Posted By Anja Krüger On 21. September 2004 In Archiv,RTF Import | No Comments | Drucken

In 101 Tagen endet das Steuerprivileg für Lebensversicherungen · Anbieter nutzen die Chance zum Policen-Schlussverkauf

Der Countdown läuft: In 101 Tagen endet das Steuerprivileg für Lebensversicherungen, die zum Vermögensaufbau gedacht sind. Wer nach dem 31. Dezember 2004 eine Lebensversicherung abschließt, muss bei der Auszahlung auf die Erträge Steuern zahlen. Mit dem Argument, ihnen dieses harte Schicksal ersparen zu wollen, sind derzeit Zehntausende Versicherungsvertreter unterwegs, um vor dem Stichtag Verträge an den Mann oder die Frau zu bringen. Einige Versicherer bieten sogar Policen an, mit denen Eltern heute dafür sorgen können, dass ihre Kinder steuerfrei Vermögen für ihre Altersversorgung in 60 Jahren aufbauen können (siehe Kasten).

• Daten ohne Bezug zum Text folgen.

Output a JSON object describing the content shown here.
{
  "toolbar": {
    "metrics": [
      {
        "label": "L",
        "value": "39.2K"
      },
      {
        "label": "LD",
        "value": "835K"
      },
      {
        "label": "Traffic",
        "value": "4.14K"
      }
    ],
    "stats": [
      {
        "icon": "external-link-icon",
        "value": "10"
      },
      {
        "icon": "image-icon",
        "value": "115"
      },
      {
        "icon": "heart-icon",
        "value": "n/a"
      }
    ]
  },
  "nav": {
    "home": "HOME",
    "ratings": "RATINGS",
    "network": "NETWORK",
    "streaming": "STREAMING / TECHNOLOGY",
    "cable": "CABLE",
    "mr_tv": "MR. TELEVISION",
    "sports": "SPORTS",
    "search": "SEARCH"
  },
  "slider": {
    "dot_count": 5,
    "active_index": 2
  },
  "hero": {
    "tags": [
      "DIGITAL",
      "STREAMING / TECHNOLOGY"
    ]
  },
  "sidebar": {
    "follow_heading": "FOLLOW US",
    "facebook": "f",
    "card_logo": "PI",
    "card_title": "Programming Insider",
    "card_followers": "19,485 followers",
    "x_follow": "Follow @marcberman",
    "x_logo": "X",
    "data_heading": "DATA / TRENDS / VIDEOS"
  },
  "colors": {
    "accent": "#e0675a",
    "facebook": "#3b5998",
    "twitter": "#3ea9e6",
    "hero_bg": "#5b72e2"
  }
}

Vertreter haben zwei Produkte im Aktenkoffer: die klassische Kapitallebensversicherung und die fondsgebundene Lebenspolice. Bei der klassischen Kapitallebensversicherung investiert der Anbieter das Geld, das nach Abzug der Kosten für die Vermittlerprovision, die Verwaltung und den Risikoschutz übrig bleibt, in festverzinsliche Wertpapiere, Immobilien und zum kleinen Teil in Aktien. Der Kunde erhält auf den Sparanteil seiner Prämie eine garantierte Mindestverzinsung, die zurzeit bei 2,75 Prozent liegt, und eine Gewinnbeteiligung, die jährlich neu festgelegt wird. Im Durchschnitt schreiben die Versicherer einschließlich der Mindestverzinsung ihren Kunden in diesem Jahr 4,4 Prozent gut. Das Investitionsrisiko liegt hier also beim Anbieter, der Kunde weiß bereits bei Vertragsabschluss, welche Summe er garantiert mindestens ausgezahlt bekommt.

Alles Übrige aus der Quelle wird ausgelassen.